Dans la foulée de l’élection, les groupes privés de fans de Trump et de ses théories sur les fraudes ont poussé comme des champignons.  

Le 5 novembre, Facebook a supprimé un groupe public baptisé #StopTheSteal (« Stop au vol »), qui avait attiré quelque 350 000 membres en 48 heures.

Le réseau social a aussi eu massivement recours aux avertissements et notifications, adossées à un très grand nombre de messages du président et de ses soutiens, signalant que leurs affirmations étaient disputées.

Liste blanche

La plateforme s’appuie aussi sur son programme de « fact-checking » (vérification des faits) : une soixantaine de médias partenaires, dont l’AFP, déterminent si certaines informations sont fausses ou trompeuses, auquel cas leur circulation est freinée.

Mais de nombreuses associations, élus et même des employés du groupe voudraient que les personnalités politiques n’en soient plus exemptées.

Selon un article de The Information paru mardi, Facebook a créé en 2018 une liste d’environ 112 000 comptes appartenant à des responsables gouvernementaux et des candidats dont les publications ne doivent pas être vérifiées.  
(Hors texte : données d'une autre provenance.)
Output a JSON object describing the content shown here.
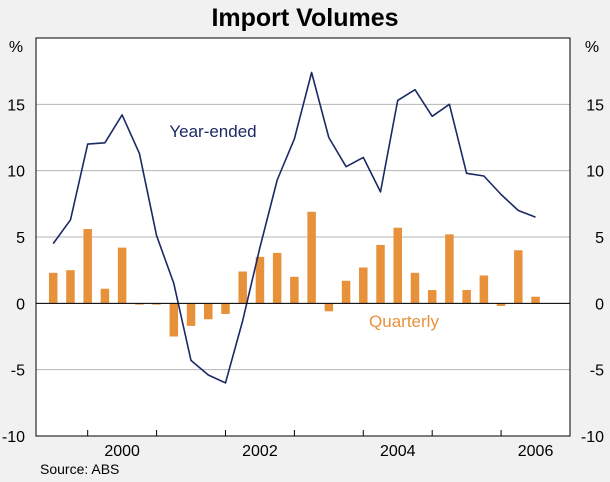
{
  "chart_data": {
    "type": "bar+line",
    "title": "Import Volumes",
    "y_unit_left": "%",
    "y_unit_right": "%",
    "ylim": [
      -10,
      20
    ],
    "yticks": [
      -10,
      -5,
      0,
      5,
      10,
      15
    ],
    "ytick_labels": [
      "-10",
      "-5",
      "0",
      "5",
      "10",
      "15"
    ],
    "xlim": [
      1998.75,
      2006.5
    ],
    "xtick_positions": [
      2000,
      2002,
      2004,
      2006
    ],
    "xtick_labels": [
      "2000",
      "2002",
      "2004",
      "2006"
    ],
    "source": "Source: ABS",
    "series": [
      {
        "name": "Quarterly",
        "kind": "bar",
        "color": "#e8913b",
        "x": [
          1999.0,
          1999.25,
          1999.5,
          1999.75,
          2000.0,
          2000.25,
          2000.5,
          2000.75,
          2001.0,
          2001.25,
          2001.5,
          2001.75,
          2002.0,
          2002.25,
          2002.5,
          2002.75,
          2003.0,
          2003.25,
          2003.5,
          2003.75,
          2004.0,
          2004.25,
          2004.5,
          2004.75,
          2005.0,
          2005.25,
          2005.5,
          2005.75,
          2006.0
        ],
        "values": [
          2.3,
          2.5,
          5.6,
          1.1,
          4.2,
          -0.1,
          -0.1,
          -2.5,
          -1.7,
          -1.2,
          -0.8,
          2.4,
          3.5,
          3.8,
          2.0,
          6.9,
          -0.6,
          1.7,
          2.7,
          4.4,
          5.7,
          2.3,
          1.0,
          5.2,
          1.0,
          2.1,
          -0.2,
          4.0,
          0.5
        ]
      },
      {
        "name": "Year-ended",
        "kind": "line",
        "color": "#1b2a63",
        "x": [
          1999.0,
          1999.25,
          1999.5,
          1999.75,
          2000.0,
          2000.25,
          2000.5,
          2000.75,
          2001.0,
          2001.25,
          2001.5,
          2001.75,
          2002.0,
          2002.25,
          2002.5,
          2002.75,
          2003.0,
          2003.25,
          2003.5,
          2003.75,
          2004.0,
          2004.25,
          2004.5,
          2004.75,
          2005.0,
          2005.25,
          2005.5,
          2005.75,
          2006.0
        ],
        "values": [
          4.5,
          6.3,
          12.0,
          12.1,
          14.2,
          11.3,
          5.1,
          1.5,
          -4.3,
          -5.4,
          -6.0,
          -1.3,
          4.2,
          9.3,
          12.4,
          17.4,
          12.5,
          10.3,
          11.0,
          8.4,
          15.3,
          16.1,
          14.1,
          15.0,
          9.8,
          9.6,
          8.2,
          7.0,
          6.5
        ]
      }
    ]
  },
  "labels": {
    "year_ended": "Year-ended",
    "quarterly": "Quarterly"
  }
}
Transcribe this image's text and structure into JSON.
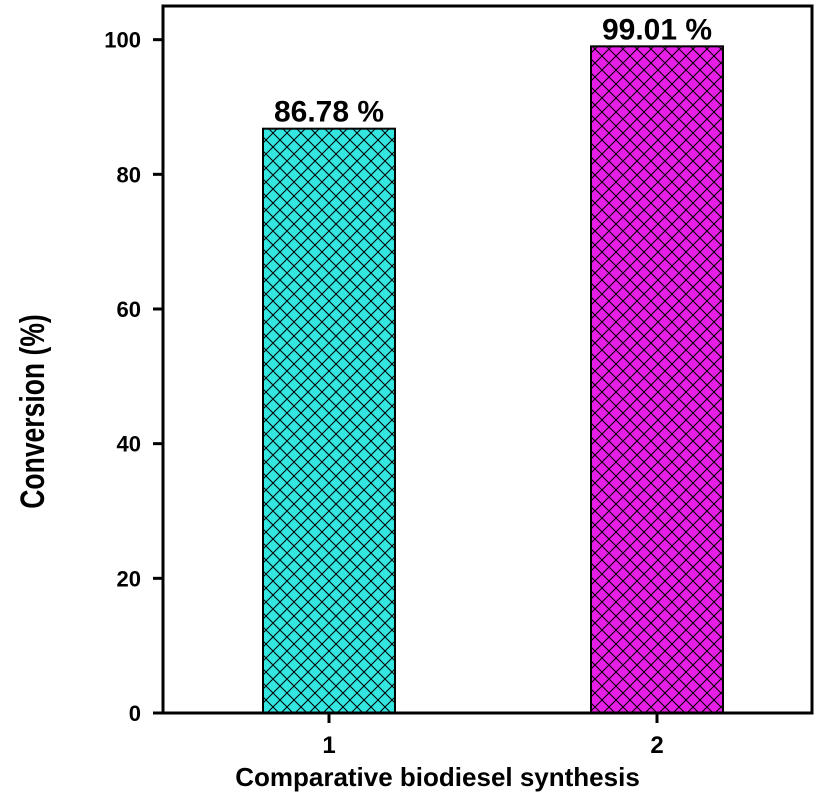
{
  "chart_data": {
    "type": "bar",
    "categories": [
      "1",
      "2"
    ],
    "values": [
      86.78,
      99.01
    ],
    "data_labels": [
      "86.78 %",
      "99.01 %"
    ],
    "colors": [
      "#33e6e0",
      "#e61ee6"
    ],
    "title": "",
    "xlabel": "Comparative biodiesel synthesis",
    "ylabel": "Conversion (%)",
    "ylim": [
      0,
      105
    ],
    "yticks": [
      0,
      20,
      40,
      60,
      80,
      100
    ],
    "ytick_labels": [
      "0",
      "20",
      "40",
      "60",
      "80",
      "100"
    ],
    "grid": false,
    "legend": "none",
    "pattern": "crosshatch"
  }
}
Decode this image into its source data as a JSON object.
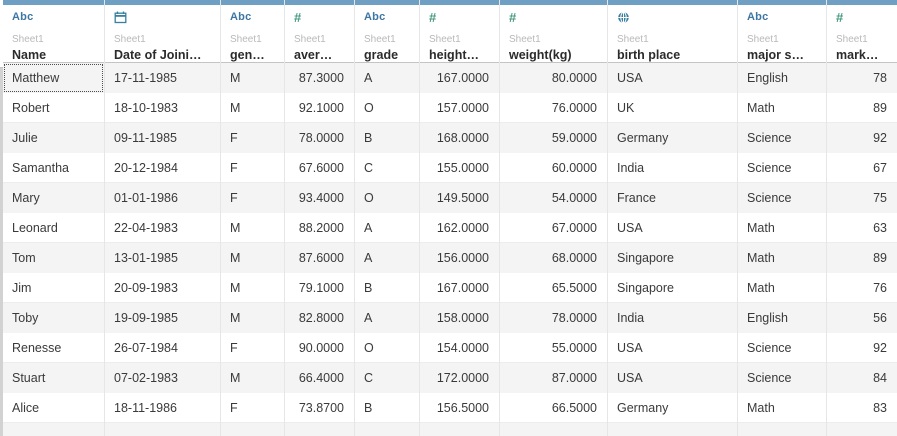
{
  "app": {
    "view": "tableau-data-grid"
  },
  "colors": {
    "column_accent_bar": "#6f9fc2",
    "dimension_blue": "#3e76a2",
    "measure_green": "#459a80",
    "geo_globe_blue": "#37809f",
    "sheet_label_gray": "#b9b9b9",
    "field_text": "#2b2b2b",
    "cell_text": "#3a3a3a",
    "row_band": "#f4f4f4",
    "grid_line": "#e6e6e6"
  },
  "table": {
    "source_sheet": "Sheet1",
    "columns": [
      {
        "field": "Name",
        "source": "Sheet1",
        "icon": "abc-type-icon",
        "datatype": "text",
        "align": "left",
        "width": 102
      },
      {
        "field": "Date of Joini…",
        "source": "Sheet1",
        "icon": "calendar-type-icon",
        "datatype": "date",
        "align": "left",
        "width": 116
      },
      {
        "field": "gen…",
        "source": "Sheet1",
        "icon": "abc-type-icon",
        "datatype": "text",
        "align": "left",
        "width": 64
      },
      {
        "field": "aver…",
        "source": "Sheet1",
        "icon": "number-type-icon",
        "datatype": "number",
        "align": "right",
        "width": 70
      },
      {
        "field": "grade",
        "source": "Sheet1",
        "icon": "abc-type-icon",
        "datatype": "text",
        "align": "left",
        "width": 65
      },
      {
        "field": "height…",
        "source": "Sheet1",
        "icon": "number-type-icon",
        "datatype": "number",
        "align": "right",
        "width": 80
      },
      {
        "field": "weight(kg)",
        "source": "Sheet1",
        "icon": "number-type-icon",
        "datatype": "number",
        "align": "right",
        "width": 108
      },
      {
        "field": "birth place",
        "source": "Sheet1",
        "icon": "globe-type-icon",
        "datatype": "geo",
        "align": "left",
        "width": 130
      },
      {
        "field": "major s…",
        "source": "Sheet1",
        "icon": "abc-type-icon",
        "datatype": "text",
        "align": "left",
        "width": 89
      },
      {
        "field": "mark…",
        "source": "Sheet1",
        "icon": "number-type-icon",
        "datatype": "number",
        "align": "right",
        "width": 70
      }
    ],
    "rows": [
      [
        "Matthew",
        "17-11-1985",
        "M",
        "87.3000",
        "A",
        "167.0000",
        "80.0000",
        "USA",
        "English",
        "78"
      ],
      [
        "Robert",
        "18-10-1983",
        "M",
        "92.1000",
        "O",
        "157.0000",
        "76.0000",
        "UK",
        "Math",
        "89"
      ],
      [
        "Julie",
        "09-11-1985",
        "F",
        "78.0000",
        "B",
        "168.0000",
        "59.0000",
        "Germany",
        "Science",
        "92"
      ],
      [
        "Samantha",
        "20-12-1984",
        "F",
        "67.6000",
        "C",
        "155.0000",
        "60.0000",
        "India",
        "Science",
        "67"
      ],
      [
        "Mary",
        "01-01-1986",
        "F",
        "93.4000",
        "O",
        "149.5000",
        "54.0000",
        "France",
        "Science",
        "75"
      ],
      [
        "Leonard",
        "22-04-1983",
        "M",
        "88.2000",
        "A",
        "162.0000",
        "67.0000",
        "USA",
        "Math",
        "63"
      ],
      [
        "Tom",
        "13-01-1985",
        "M",
        "87.6000",
        "A",
        "156.0000",
        "68.0000",
        "Singapore",
        "Math",
        "89"
      ],
      [
        "Jim",
        "20-09-1983",
        "M",
        "79.1000",
        "B",
        "167.0000",
        "65.5000",
        "Singapore",
        "Math",
        "76"
      ],
      [
        "Toby",
        "19-09-1985",
        "M",
        "82.8000",
        "A",
        "158.0000",
        "78.0000",
        "India",
        "English",
        "56"
      ],
      [
        "Renesse",
        "26-07-1984",
        "F",
        "90.0000",
        "O",
        "154.0000",
        "55.0000",
        "USA",
        "Science",
        "92"
      ],
      [
        "Stuart",
        "07-02-1983",
        "M",
        "66.4000",
        "C",
        "172.0000",
        "87.0000",
        "USA",
        "Science",
        "84"
      ],
      [
        "Alice",
        "18-11-1986",
        "F",
        "73.8700",
        "B",
        "156.5000",
        "66.5000",
        "Germany",
        "Math",
        "83"
      ]
    ],
    "selected_cell": {
      "row": 0,
      "col": 0
    }
  }
}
The Information ne sait pas si elle est toujours d’actualité, mais raconte que des employés ont tenté de la faire abolir à l’été 2019. Ils fondaient leur argumentation sur une étude interne montrant que les utilisateurs étaient plus susceptibles de croire à une fausse information si elle venait d’un homme ou d’une femme politique.

Mais selon Facebook, l’étude en question a au contraire permis d’affiner son approche, qui consiste à épingler les publications des politiciens si elles contiennent des informations invalidées par des journalistes du programme.
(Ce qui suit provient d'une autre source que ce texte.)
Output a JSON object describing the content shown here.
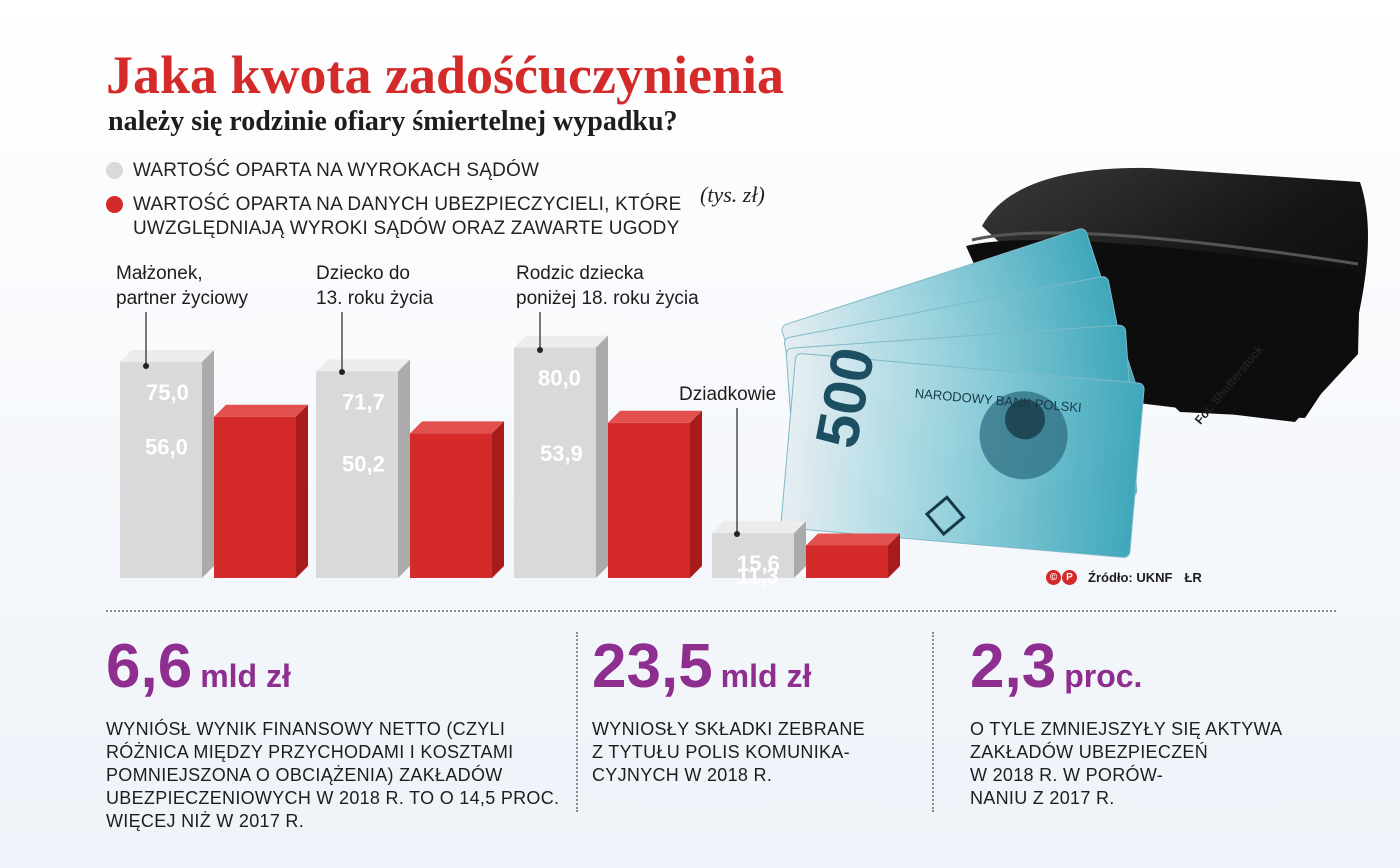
{
  "header": {
    "title": "Jaka kwota zadośćuczynienia",
    "subtitle": "należy się rodzinie ofiary śmiertelnej wypadku?"
  },
  "legend": {
    "items": [
      {
        "label": "WARTOŚĆ OPARTA NA WYROKACH SĄDÓW",
        "color": "#d9d9d9"
      },
      {
        "label": "WARTOŚĆ OPARTA NA DANYCH UBEZPIECZYCIELI, KTÓRE UWZGLĘDNIAJĄ WYROKI SĄDÓW ORAZ ZAWARTE UGODY",
        "color": "#d42a2a"
      }
    ],
    "unit": "(tys. zł)"
  },
  "chart_data": {
    "type": "bar",
    "title": "Jaka kwota zadośćuczynienia",
    "subtitle": "należy się rodzinie ofiary śmiertelnej wypadku?",
    "unit": "(tys. zł)",
    "categories": [
      "Małżonek,\npartner życiowy",
      "Dziecko do\n13. roku życia",
      "Rodzic dziecka\nponiżej 18. roku życia",
      "Dziadkowie"
    ],
    "series": [
      {
        "name": "WARTOŚĆ OPARTA NA WYROKACH SĄDÓW",
        "color": "#d9d9d9",
        "values": [
          75.0,
          71.7,
          80.0,
          15.6
        ],
        "labels": [
          "75,0",
          "71,7",
          "80,0",
          "15,6"
        ]
      },
      {
        "name": "WARTOŚĆ OPARTA NA DANYCH UBEZPIECZYCIELI, KTÓRE UWZGLĘDNIAJĄ WYROKI SĄDÓW ORAZ ZAWARTE UGODY",
        "color": "#d42a2a",
        "values": [
          56.0,
          50.2,
          53.9,
          11.3
        ],
        "labels": [
          "56,0",
          "50,2",
          "53,9",
          "11,3"
        ]
      }
    ],
    "ylim": [
      0,
      80
    ],
    "grid": false,
    "legend_position": "top-left"
  },
  "photo": {
    "credit": "Fot. Shutterstock",
    "icon": "wallet-banknotes-photo"
  },
  "source": {
    "logo": [
      "©",
      "P"
    ],
    "text": "Źródło: UKNF",
    "suffix": "ŁR"
  },
  "stats": [
    {
      "value": "6,6",
      "unit": "mld zł",
      "text": "WYNIÓSŁ WYNIK FINANSOWY NETTO (CZYLI\nRÓŻNICA MIĘDZY PRZYCHODAMI I KOSZTAMI\nPOMNIEJSZONA O OBCIĄŻENIA) ZAKŁADÓW\nUBEZPIECZENIOWYCH W 2018 R. TO O 14,5 PROC.\nWIĘCEJ NIŻ W 2017 R."
    },
    {
      "value": "23,5",
      "unit": "mld zł",
      "text": "WYNIOSŁY SKŁADKI ZEBRANE\nZ TYTUŁU POLIS KOMUNIKA-\nCYJNYCH W 2018 R."
    },
    {
      "value": "2,3",
      "unit": "proc.",
      "text": "O TYLE ZMNIEJSZYŁY SIĘ AKTYWA\nZAKŁADÓW UBEZPIECZEŃ\nW 2018 R. W PORÓW-\nNANIU Z 2017 R."
    }
  ]
}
Plusieurs médias ont ainsi invalidé l’interprétation selon laquelle une vidéo amateur montrant des agents électoraux et des bulletins envoyés par correspondance à Los Angeles prouvait une fraude.  
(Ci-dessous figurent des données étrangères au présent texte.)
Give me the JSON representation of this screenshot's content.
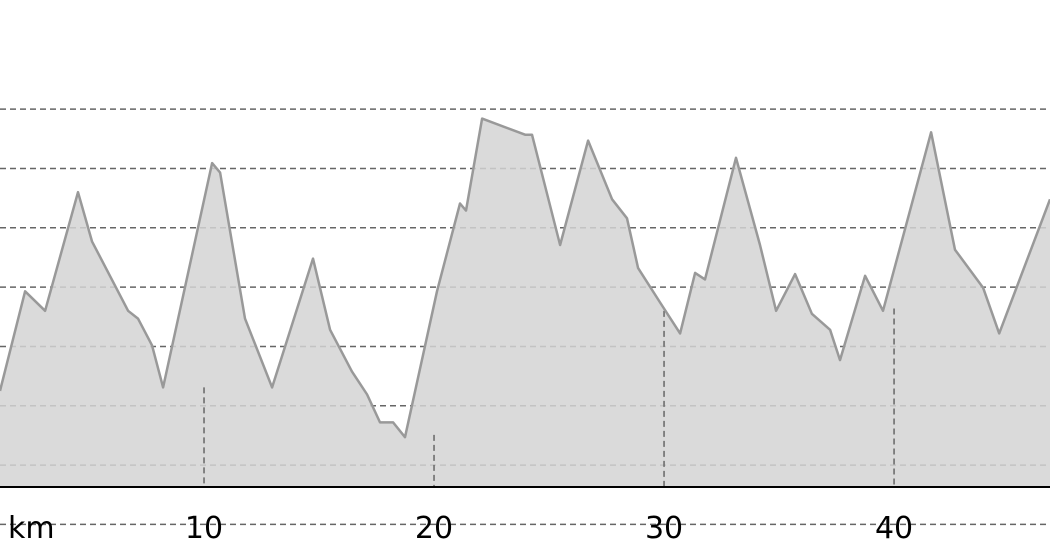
{
  "chart_data": {
    "type": "area",
    "title": "",
    "xlabel": "",
    "ylabel": "",
    "x_unit_label": "km",
    "x_ticks": [
      10,
      20,
      30,
      40
    ],
    "x_tick_labels": [
      "10",
      "20",
      "30",
      "40"
    ],
    "xlim": [
      1.13,
      46.78
    ],
    "ylim": [
      0.4,
      9.84
    ],
    "y_gridlines": [
      1,
      2,
      3,
      4,
      5,
      6,
      7,
      8
    ],
    "grid": true,
    "colors": {
      "fill": "#d3d3d3",
      "line": "#999999",
      "grid": "#666666",
      "axis": "#000000"
    },
    "x": [
      1.13,
      2.22,
      3.09,
      4.52,
      5.13,
      6.7,
      7.13,
      7.74,
      8.22,
      10.35,
      10.7,
      11.78,
      12.96,
      14.74,
      15.48,
      16.43,
      17.09,
      17.65,
      18.22,
      18.74,
      20.13,
      21.13,
      21.39,
      22.09,
      23.96,
      24.26,
      25.48,
      26.7,
      27.74,
      28.39,
      28.87,
      29.83,
      30.7,
      31.35,
      31.78,
      33.13,
      34.17,
      34.87,
      35.7,
      36.43,
      37.22,
      37.65,
      38.74,
      39.52,
      41.61,
      42.65,
      43.87,
      44.57,
      46.78
    ],
    "y": [
      3.25,
      4.93,
      4.6,
      6.6,
      5.77,
      4.6,
      4.47,
      4.02,
      3.31,
      7.09,
      6.93,
      4.47,
      3.31,
      5.48,
      4.28,
      3.58,
      3.19,
      2.72,
      2.72,
      2.47,
      4.93,
      6.41,
      6.29,
      7.84,
      7.57,
      7.57,
      5.71,
      7.47,
      6.48,
      6.16,
      5.32,
      4.74,
      4.22,
      5.24,
      5.13,
      7.18,
      5.71,
      4.6,
      5.22,
      4.55,
      4.28,
      3.77,
      5.19,
      4.6,
      7.61,
      5.63,
      4.99,
      4.22,
      6.48
    ],
    "km_markers": [
      {
        "km": 10,
        "top": 3.31
      },
      {
        "km": 20,
        "top": 2.51
      },
      {
        "km": 30,
        "top": 4.6
      },
      {
        "km": 40,
        "top": 4.64
      }
    ]
  }
}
Quand Donald Trump l’a relayée, le même message d’avertissement s’est affiché par-dessus, comme pour n’importe quel autre utilisateur.

Mais d’une façon générale, « nous ne croyons pas qu’il soit approprié pour nous d’empêcher la parole des politiques d’être soumise à l’examen du public », a rappelé Joe Osborne, un porte-parole de la plateforme.